Philip Seymour
Hoffman’s tragic death has stayed with me. I have both puzzled over it and
mourned it for days now. Famously gifted, endlessly busy with wonderful acting
projects, the father of three sweet children, rewarded with plenty of financial
resources—and yet, a deep need or perhaps craving, allowed him to test a dark
path of self destruction.
Even the
most talented of us, those seemingly delighted with their well-earned success,
people beaming with what appears to be the things we all want, can still have a
profound inner restlessness that desperately eclipses achievements, awards,
blessings, and all good things.
I saw a Facebook
post where a minister was reflecting about Hoffman. It was an attempt
to deal with his death in some sort of religious terms. Someone commented on
the piece by stating, insensitively in my opinion, that Hoffman's life ended the way it did because "he didn't have Jesus in his life.”
I find
myself exhausted by such banality; as though someone with “Jesus in his life” is
exempt from self destruction. I’m sorry but this kind of simplistic Sunday
school religion is not useful in times of profound loss however sincere it is
meant to be.
There are
many Christians today who need to move beyond bromides and feckless ideas about
life and death if they expect their beliefs to be taken seriously. Someone as
emotionally intricate as Philip Seymour Hoffman cannot be explained by
simplistic pious notions such as he was just without Jesus.
And the
truth is, none of us can be understood that simply. We’re all more complicated
than that.
Philosopher
and law professor at New York University, Thomas Nagel, has written: “The point
is…to live one’s life in the full complexity of what one is, which is something
much darker, more contradictory, more of a maelstrom of impulses and passions,
of cruelty, ecstasy, and madness, than is apparent to the civilized being who
glides on the surface and fits smoothly into the world.”
This is
more precisely how Hoffman lived his life. He reflected so honestly in his
acting the inner turmoil, the unanswered questions, the sorrows and regrets, the
unhealed pain, the treacherous urges and allurements that often pressed upon
him.
There is
integrity in living our flaws, in refusing to pretend we are without our own
emotional and personal entanglements and issues.
Besides
that, none of us really know all of the secrets of others. Every one of us carries
incidents, experiences, moments, memories no one else knows anything about.

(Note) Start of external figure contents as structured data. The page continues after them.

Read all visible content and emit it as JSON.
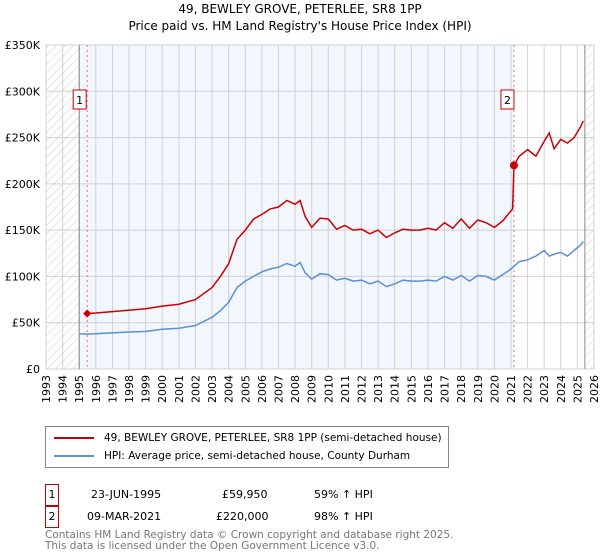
{
  "title": "49, BEWLEY GROVE, PETERLEE, SR8 1PP",
  "subtitle": "Price paid vs. HM Land Registry's House Price Index (HPI)",
  "chart_data": {
    "type": "line",
    "xlim": [
      1993,
      2026
    ],
    "ylim": [
      0,
      350000
    ],
    "xticks": [
      "1993",
      "1994",
      "1995",
      "1996",
      "1997",
      "1998",
      "1999",
      "2000",
      "2001",
      "2002",
      "2003",
      "2004",
      "2005",
      "2006",
      "2007",
      "2008",
      "2009",
      "2010",
      "2011",
      "2012",
      "2013",
      "2014",
      "2015",
      "2016",
      "2017",
      "2018",
      "2019",
      "2020",
      "2021",
      "2022",
      "2023",
      "2024",
      "2025",
      "2026"
    ],
    "yticks": [
      {
        "v": 0,
        "label": "£0"
      },
      {
        "v": 50000,
        "label": "£50K"
      },
      {
        "v": 100000,
        "label": "£100K"
      },
      {
        "v": 150000,
        "label": "£150K"
      },
      {
        "v": 200000,
        "label": "£200K"
      },
      {
        "v": 250000,
        "label": "£250K"
      },
      {
        "v": 300000,
        "label": "£300K"
      },
      {
        "v": 350000,
        "label": "£350K"
      }
    ],
    "series": [
      {
        "name": "49, BEWLEY GROVE, PETERLEE, SR8 1PP (semi-detached house)",
        "color": "#cc0000",
        "x": [
          1995.48,
          1996,
          1997,
          1998,
          1999,
          2000,
          2001,
          2002,
          2003,
          2003.5,
          2004,
          2004.5,
          2005,
          2005.5,
          2006,
          2006.5,
          2007,
          2007.5,
          2008,
          2008.3,
          2008.6,
          2009,
          2009.5,
          2010,
          2010.5,
          2011,
          2011.5,
          2012,
          2012.5,
          2013,
          2013.5,
          2014,
          2014.5,
          2015,
          2015.5,
          2016,
          2016.5,
          2017,
          2017.5,
          2018,
          2018.5,
          2019,
          2019.5,
          2020,
          2020.5,
          2021.1,
          2021.18,
          2021.5,
          2022,
          2022.5,
          2023,
          2023.3,
          2023.6,
          2024,
          2024.4,
          2024.8,
          2025.2,
          2025.35
        ],
        "y": [
          59950,
          60500,
          62000,
          63500,
          65000,
          68000,
          70000,
          75000,
          88000,
          100000,
          114000,
          140000,
          150000,
          162000,
          167000,
          173000,
          175000,
          182000,
          178000,
          182000,
          165000,
          153000,
          163000,
          162000,
          151000,
          155000,
          150000,
          151000,
          146000,
          150000,
          142000,
          147000,
          151000,
          150000,
          150000,
          152000,
          150000,
          158000,
          152000,
          162000,
          152000,
          161000,
          158000,
          153000,
          160000,
          173000,
          220000,
          230000,
          237000,
          230000,
          246000,
          255000,
          238000,
          248000,
          244000,
          250000,
          262000,
          268000
        ]
      },
      {
        "name": "HPI: Average price, semi-detached house, County Durham",
        "color": "#5b8fd4",
        "x": [
          1995,
          1995.48,
          1996,
          1997,
          1998,
          1999,
          2000,
          2001,
          2002,
          2003,
          2003.5,
          2004,
          2004.5,
          2005,
          2005.5,
          2006,
          2006.5,
          2007,
          2007.5,
          2008,
          2008.3,
          2008.6,
          2009,
          2009.5,
          2010,
          2010.5,
          2011,
          2011.5,
          2012,
          2012.5,
          2013,
          2013.5,
          2014,
          2014.5,
          2015,
          2015.5,
          2016,
          2016.5,
          2017,
          2017.5,
          2018,
          2018.5,
          2019,
          2019.5,
          2020,
          2020.5,
          2021,
          2021.5,
          2022,
          2022.5,
          2023,
          2023.3,
          2023.6,
          2024,
          2024.4,
          2024.8,
          2025.2,
          2025.35
        ],
        "y": [
          38000,
          37700,
          38000,
          39000,
          40000,
          40500,
          43000,
          44000,
          47000,
          56000,
          63000,
          72000,
          88000,
          95000,
          100000,
          105000,
          108000,
          110000,
          114000,
          111000,
          115000,
          104000,
          97000,
          103000,
          102000,
          96000,
          98000,
          95000,
          96000,
          92000,
          95000,
          89000,
          92000,
          96000,
          95000,
          95000,
          96000,
          95000,
          100000,
          96000,
          101000,
          95000,
          101000,
          100000,
          96000,
          102000,
          108000,
          116000,
          118000,
          122000,
          128000,
          122000,
          124000,
          126000,
          122000,
          128000,
          134000,
          138000
        ]
      }
    ],
    "sales": [
      {
        "label": "1",
        "x": 1995.48,
        "y": 59950
      },
      {
        "label": "2",
        "x": 2021.18,
        "y": 220000
      }
    ],
    "shaded_range": [
      1995,
      2021.18
    ],
    "hatched_ranges": [
      [
        1993,
        1995
      ],
      [
        2025.5,
        2026
      ]
    ]
  },
  "legend": {
    "red": "49, BEWLEY GROVE, PETERLEE, SR8 1PP (semi-detached house)",
    "blue": "HPI: Average price, semi-detached house, County Durham"
  },
  "sales_table": [
    {
      "num": "1",
      "date": "23-JUN-1995",
      "price": "£59,950",
      "hpi": "59% ↑ HPI"
    },
    {
      "num": "2",
      "date": "09-MAR-2021",
      "price": "£220,000",
      "hpi": "98% ↑ HPI"
    }
  ],
  "footer": {
    "line1": "Contains HM Land Registry data © Crown copyright and database right 2025.",
    "line2": "This data is licensed under the Open Government Licence v3.0."
  }
}
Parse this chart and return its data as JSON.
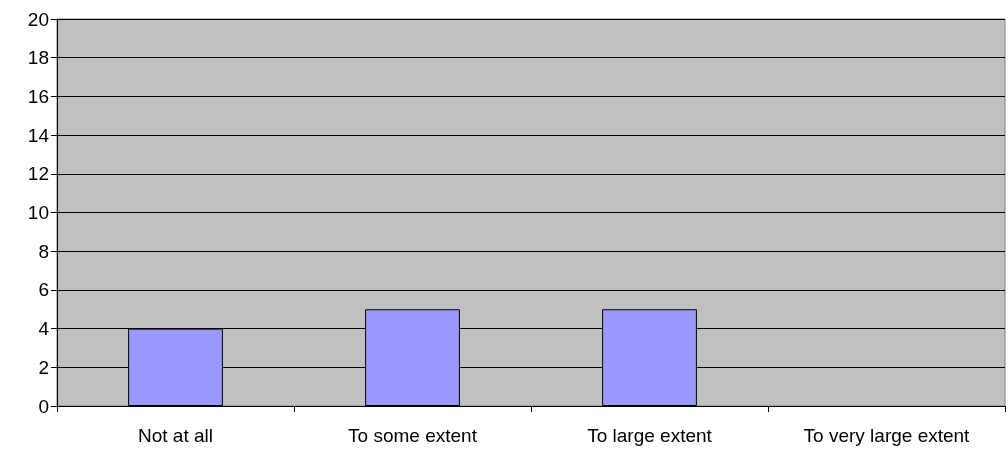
{
  "chart_data": {
    "type": "bar",
    "categories": [
      "Not at all",
      "To some extent",
      "To large extent",
      "To very large extent"
    ],
    "values": [
      4,
      5,
      5,
      0
    ],
    "color": "#9999ff",
    "ylim": [
      0,
      20
    ],
    "yticks": [
      0,
      2,
      4,
      6,
      8,
      10,
      12,
      14,
      16,
      18,
      20
    ],
    "grid": "y"
  }
}
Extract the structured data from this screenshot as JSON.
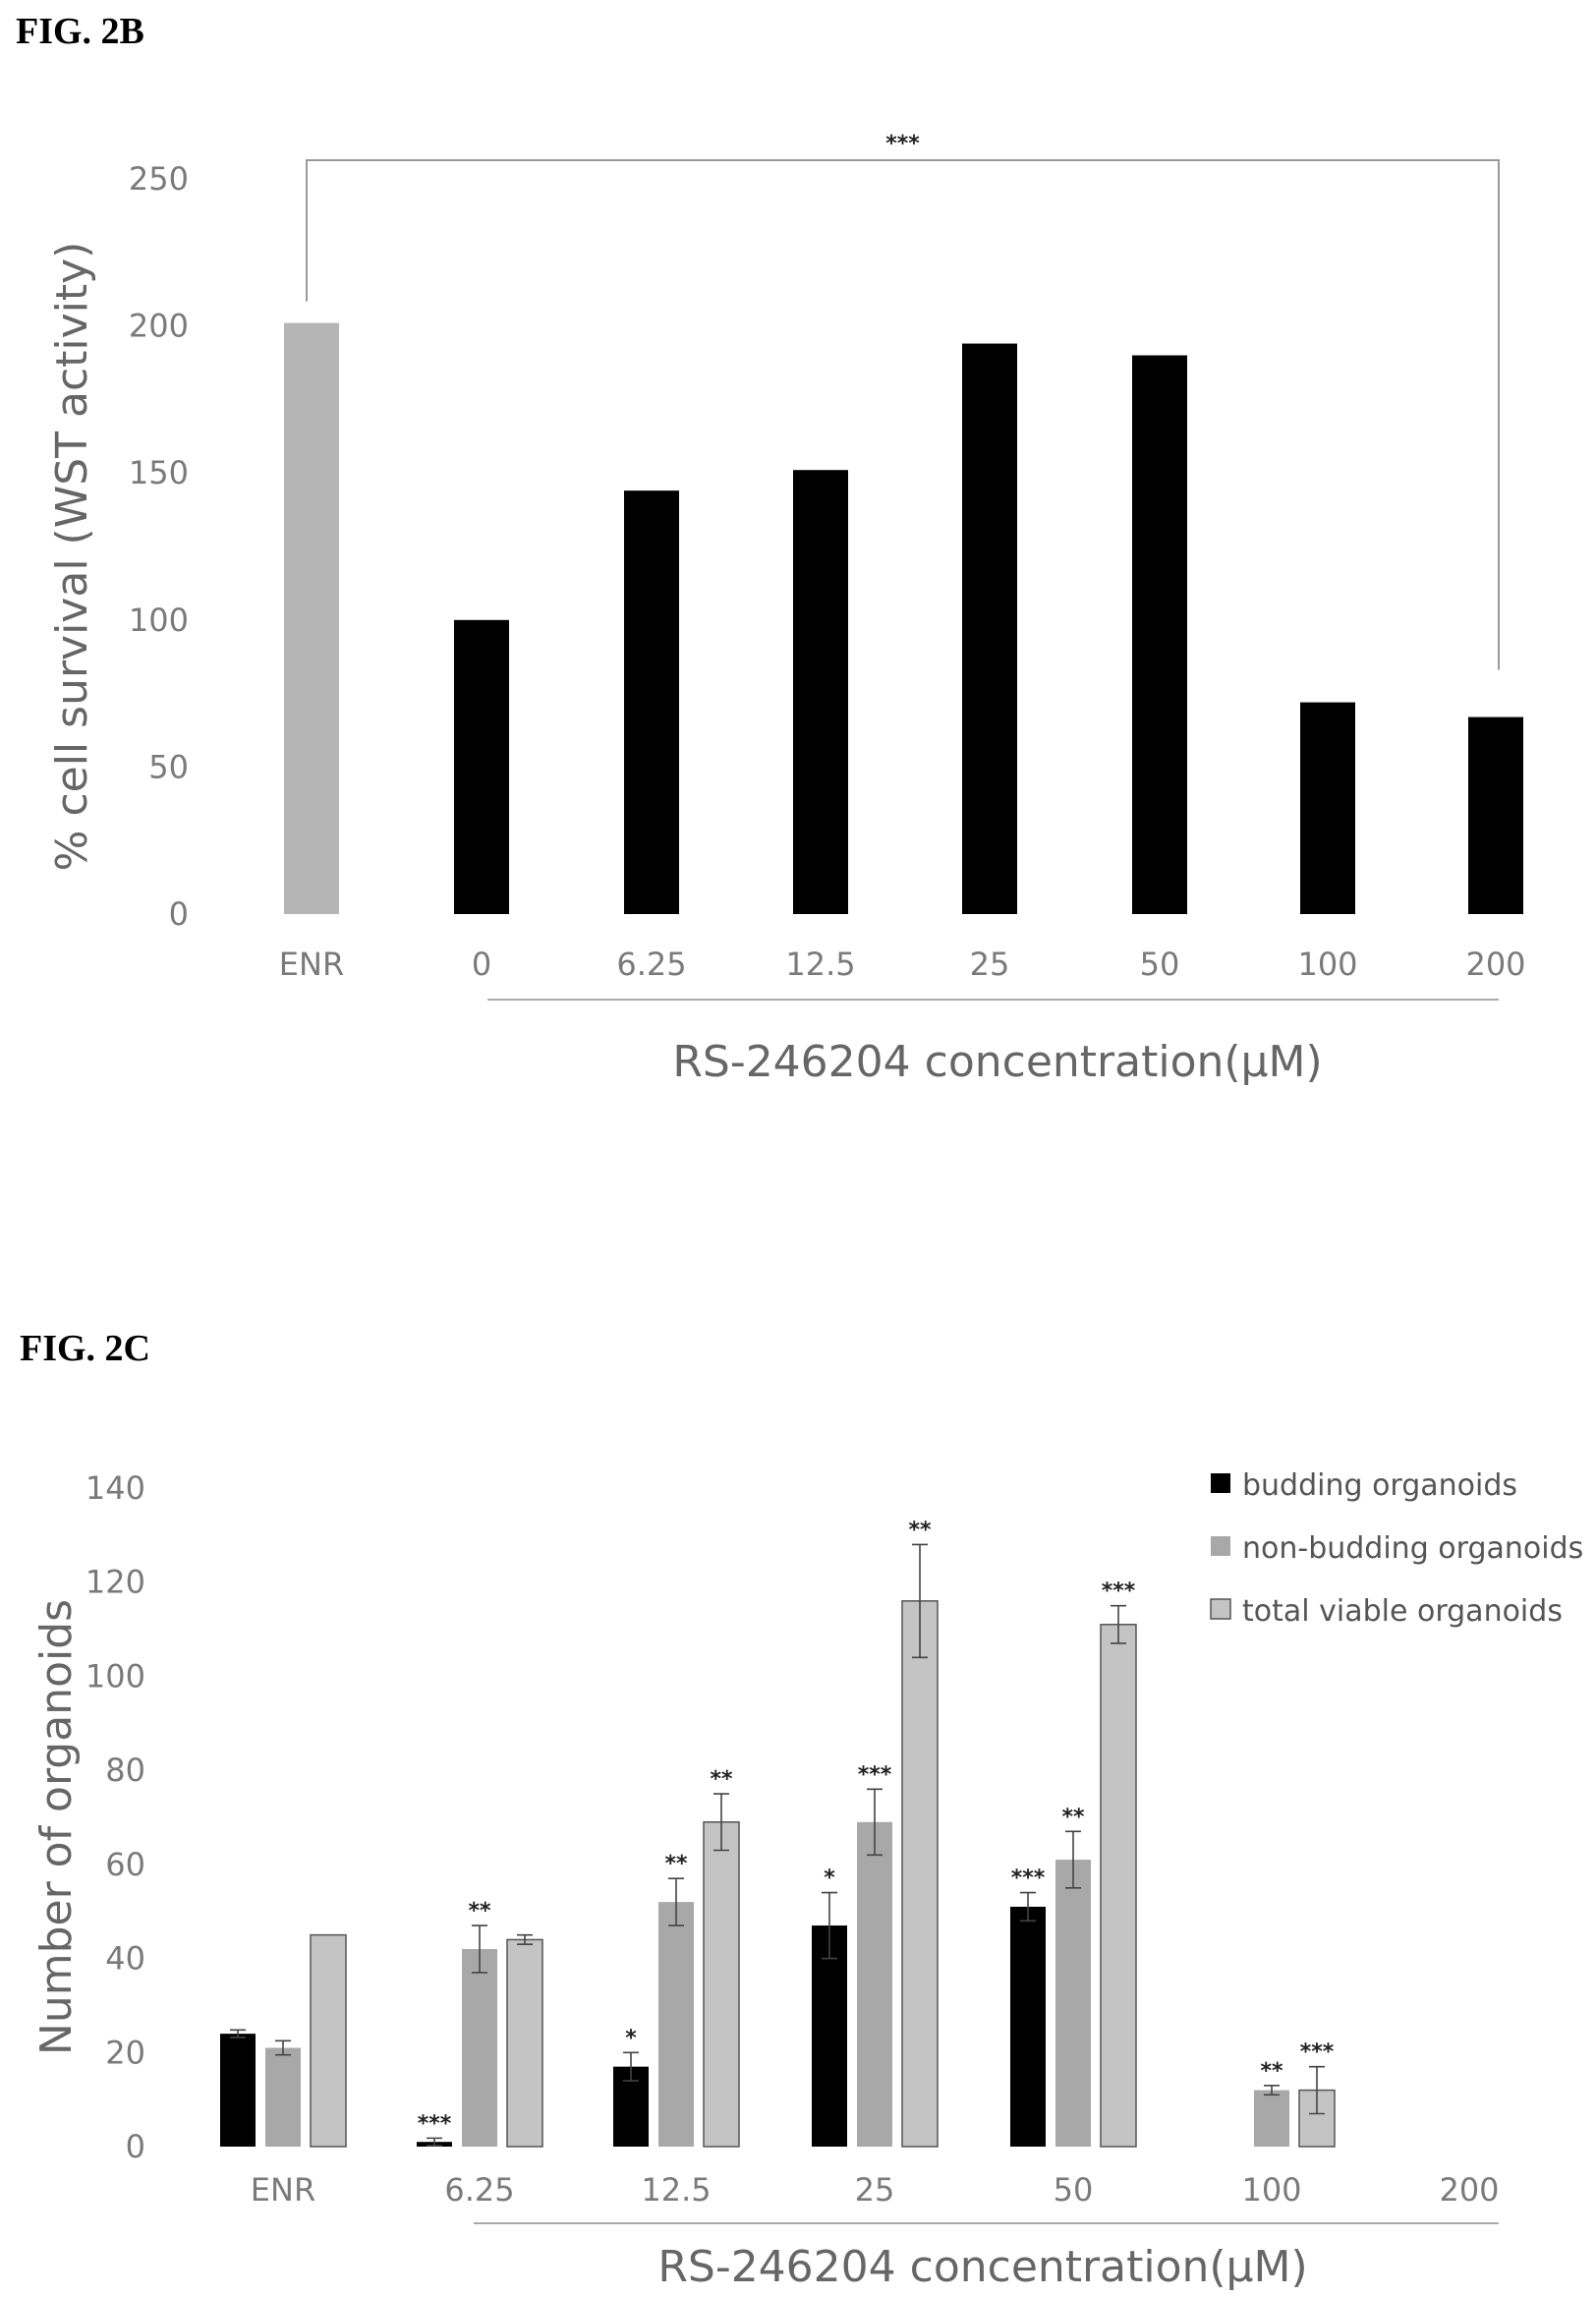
{
  "figures": [
    {
      "label": "FIG. 2B"
    },
    {
      "label": "FIG. 2C"
    }
  ],
  "chart_data": [
    {
      "type": "bar",
      "ylabel": "% cell survival (WST activity)",
      "xlabel": "RS-246204 concentration(µM)",
      "ylim": [
        0,
        250
      ],
      "yticks": [
        0,
        50,
        100,
        150,
        200,
        250
      ],
      "categories": [
        "ENR",
        "0",
        "6.25",
        "12.5",
        "25",
        "50",
        "100",
        "200"
      ],
      "values": [
        201,
        100,
        144,
        151,
        194,
        190,
        72,
        67
      ],
      "colors": [
        "#b5b5b5",
        "#000000",
        "#000000",
        "#000000",
        "#000000",
        "#000000",
        "#000000",
        "#000000"
      ],
      "bracket": {
        "from": "ENR",
        "to": "200",
        "label": "***"
      },
      "grid": false
    },
    {
      "type": "bar",
      "ylabel": "Number of organoids",
      "xlabel": "RS-246204 concentration(µM)",
      "ylim": [
        0,
        140
      ],
      "yticks": [
        0,
        20,
        40,
        60,
        80,
        100,
        120,
        140
      ],
      "categories": [
        "ENR",
        "6.25",
        "12.5",
        "25",
        "50",
        "100",
        "200"
      ],
      "legend_position": "top-right",
      "series": [
        {
          "name": "budding organoids",
          "color": "#000000",
          "values": [
            24,
            1,
            17,
            47,
            51,
            null,
            null
          ],
          "errors": [
            0.8,
            0.8,
            3,
            7,
            3,
            null,
            null
          ],
          "labels": [
            "",
            "***",
            "*",
            "*",
            "***",
            "",
            ""
          ]
        },
        {
          "name": "non-budding organoids",
          "color": "#a8a8a8",
          "values": [
            21,
            42,
            52,
            69,
            61,
            12,
            null
          ],
          "errors": [
            1.5,
            5,
            5,
            7,
            6,
            1,
            null
          ],
          "labels": [
            "",
            "**",
            "**",
            "***",
            "**",
            "**",
            ""
          ]
        },
        {
          "name": "total viable organoids",
          "color": "#c4c4c4",
          "values": [
            45,
            44,
            69,
            116,
            111,
            12,
            null
          ],
          "errors": [
            0,
            1,
            6,
            12,
            4,
            5,
            null
          ],
          "labels": [
            "",
            "",
            "**",
            "**",
            "***",
            "***",
            ""
          ]
        }
      ],
      "grid": false
    }
  ]
}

These things make trite explanations of our behavior or our life by strangers,
empty, and worse, just harebrained.
Nigerian
novelist, Chris Abani, has referred in his writings to a South African phrase
called “Ubuntu,” which basically means, “The only way to be human is for you to
reflect my humanity back at me.”
Isn’t that
so much of what acting is all about? And Philip Seymour Hoffman was one of
those actors who did it brilliantly.
The
ancient mystics had a saying, “Regard mistakes as teachers, not judges!”
Philip
Seymour Hoffman offered that wisdom both in his life and in his death. And neither his life nor his death can be dismissed with easy explanations.